Monday, February 11, 2013

Yossi






Short and sweet, the Israeli import "Yossi" (a decade-later sequel to "Yossi and Jagger") tells of Dr. Yossi Hoffman (Ohad Knoller), a cardiologist with a busy practice in Tel Aviv and a secret life as a lonely, closeted gay man who spends his nights reading books, jacking off to porn videos, and trolling hookup sites for NSA sex.


Individual scenes in "Yossi" hold your interest, as when he recognizes a woman at the hospital for an electrocardiogram as the mother of his boyfriend from his days of military service. He steps in to conduct the test and converse with her, later showing up at her house to reveal himself - her husband recognizes him, but only as his late son's former commander - in a sequence fraught with tension. Director Eytan Fox also builds tension in a memorable scene in which Yossi accepts a late-night invitation from a guy who hits him up in a chatroom. When he arrives, the guy's every bit as hot as his picture, but scolds Yossi for sending a picture that's obviously a few years and several pounds out of date.

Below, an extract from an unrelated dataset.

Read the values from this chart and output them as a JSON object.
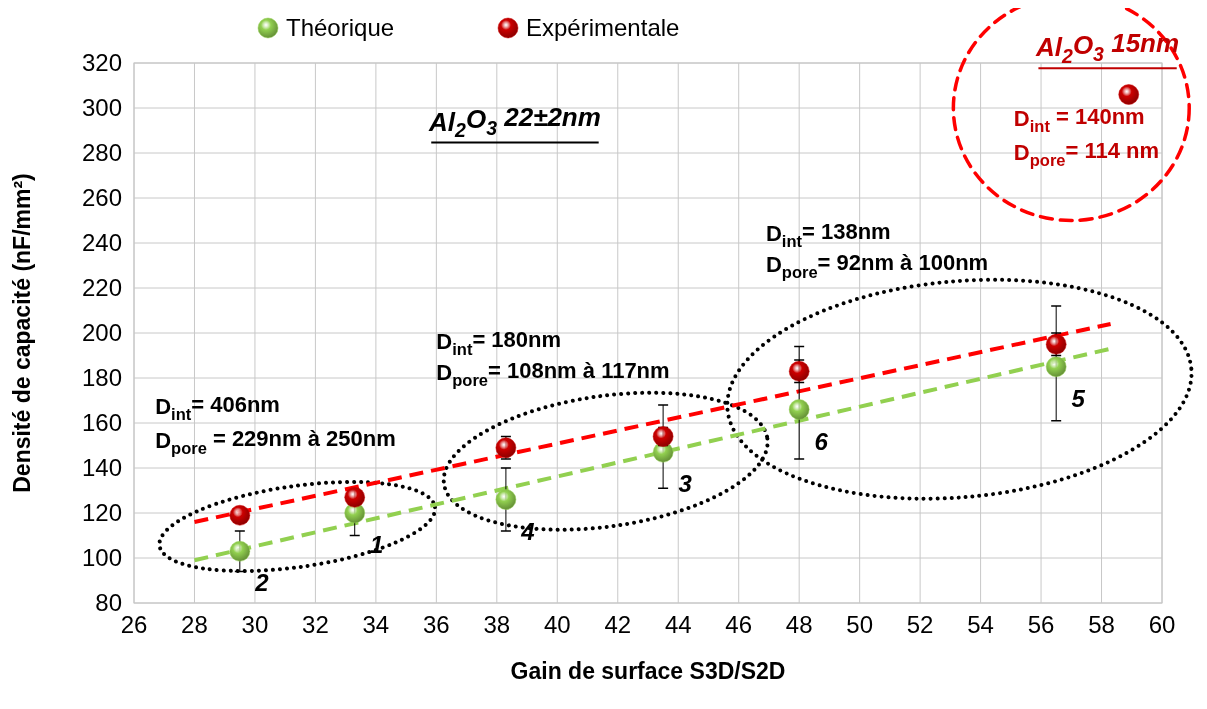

Unfortunately, there are no big payoffs. And there's just too much coincidence packed into the 83-minute runtime. It's okay for a once-a-year event to occur during the time frame of your movie, but when once-a-year-events happen every day because you can't make everyday events cinematically compelling, that's your failing as a filmmaker. The last half hour of the picture, in which Yossi offers a ride to four soldiers who missed their bus to Eilat, then begins a halting romance with one of them (a hunky openly gay lad named Tom), devolves into pure fantasy.

Yossi's an interesting character, and Knoller makes him pleasant company, but there's not enough meat on the movie's bones.